Interpretive Summary: Plant cell walls are rich in polysaccharides that provide considerable nutrition to ruminant animals and are part of the indigestible fiber component valuable in the human diet. Very small amounts of cross-linking agents in the walls tie polysaccharides together, reducing their digestibility in ruminants, but possibly providing health benefits to humans and animals. To date, a natural cross-linking agent, ferulate, has been well implicated to operate by cross-linking in a variety of ways. Only one of these cross linking structures has been definitively established by isolating that component still tethered to small pieces of the polysaccharide after most of the cell wall has been selectively removed with enzymes. In order to demonstrate that the other cross-linking mechanisms by ferulate do indeed cross-link polysaccharides, at least one other product of this type needed to be found. The isolation turns out to be extremely difficult, but collaborators at the University of Hamburg succeeded in isolating a compound which we showed by NMR to be the "di-5-O-L-arabinosyl ester of 8-O-4-dehydrodiferulic acid." Its existence provides the required evidence that these other cross-linking mechanisms are operating in cell walls. Such cross-linking has profound effects on the structure of plant cell walls, influencing the physical and possibly physiological properties of cereal grain fibers in general. In the paper we speculate further on the nature of the coupling of polysaccharide chains mediated by ferulate.

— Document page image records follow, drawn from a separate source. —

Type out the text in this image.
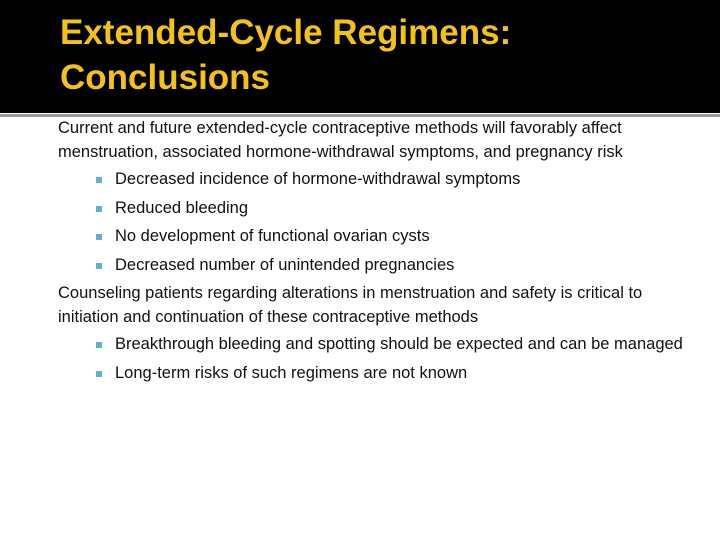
Extended-Cycle Regimens:
Conclusions

Current and future extended-cycle contraceptive methods will favorably affect menstruation, associated hormone-withdrawal symptoms, and pregnancy risk

Decreased incidence of hormone-withdrawal symptoms
Reduced bleeding
No development of functional ovarian cysts
Decreased number of unintended pregnancies

Counseling patients regarding alterations in menstruation and safety is critical to initiation and continuation of these contraceptive methods

Breakthrough bleeding and spotting should be expected and can be managed
Long-term risks of such regimens are not known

Technical Abstract: The first saccharide ester of a dehydrodiferulic acid (DFA) other than 5-5-DFA has been isolated from maize bran insoluble fibre after acidic hydrolysis and fractionation by gel chromatography and semi-preparative RP-HPLC. HPLC-MS along with 1D, 2D and 3D NMR spectra provided the requisite structural evidence that it is the di-5-O-L-arabinosyl ester of 8-O-4-DFA. Although a range of DFAs have been well authenticated as components released from the cell walls of grasses, the only structural evidence for a DFA attached to polysaccharides had been from 5-5-DFA. The isolation of the 8-O-4-ester demonstrates that polysaccharides in maize cell walls, and presumably in all grasses, are intermolecularly cross-linked through dehydrodiferulates other than 5-5-dehydrodiferulate.